Alter is playing in the state championship game for the fifth time. It won the crown in 2008 against Steubenville and 2009 against Chagrin Falls and came up short in 2006 and 2014.

This year the Knights are coming into the game as the Division III state poll champions. After dropping the season opener to rival Fairmont, they’ve won 13 in a row and done so in stirring, beat-the-odds fashion after losing several key players to injury.

“This team has faced some of the greatest challenges of any team we’ve had,” said Ed Domsitz, who’s in his 44th year as head coach. “The players have proved they are a resilient team. A team that rises to the occasion.

“When injuries hit, other kids stepped up. At one point last week – and this was in a state semifinal —we had four sophomores out on the field.”

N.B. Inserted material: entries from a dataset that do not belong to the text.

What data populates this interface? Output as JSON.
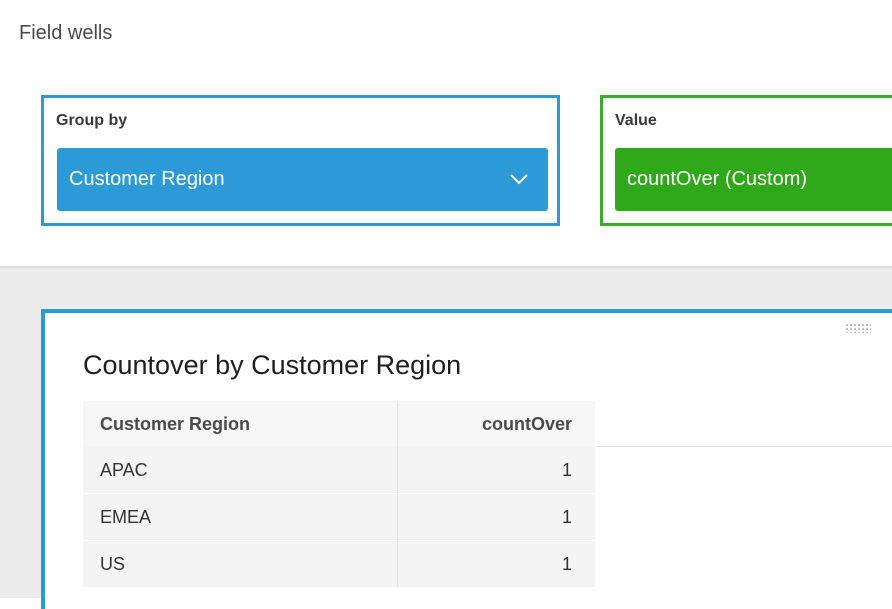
{
  "field_wells": {
    "title": "Field wells",
    "group_by": {
      "label": "Group by",
      "field": "Customer Region",
      "icon": "chevron-down-icon",
      "color": "#2b9ad6"
    },
    "value": {
      "label": "Value",
      "field": "countOver (Custom)",
      "color": "#2fa81a"
    }
  },
  "visual": {
    "title": "Countover by Customer Region",
    "accent": "#2b9ad6",
    "table": {
      "headers": [
        "Customer Region",
        "countOver"
      ],
      "rows": [
        [
          "APAC",
          "1"
        ],
        [
          "EMEA",
          "1"
        ],
        [
          "US",
          "1"
        ]
      ]
    }
  }
}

The key to Alter’s success has been its defense.

“They’ve been amazing,” Domsitz said. “They have kept us in ball games until the offense gets rolling.”

Along the way, Matthew — who went from JV last season to a starter this year — has begun to blossom on the field.

And while at least three generations of his family will be at the game today, they’ll be missing their cornerstone.

“I guarantee you, if my father was still alive he’d be at the game,” Denny said. ”He’d be sitting there in his wheelchair and we’d have blankets on him and he’d have loved seeing Matthew out there.”

As he fantasized about that scene, he grew quiet, then chuckled:

“Hey, he’s gonna see the game. He’ll probably be at the 50-yard line, looking down from up above. He’ll have the best spot you could have.”

Certainly better than that vantage point he had at another championship game 51 years ago when eyes and toes and whistles all were freezing up.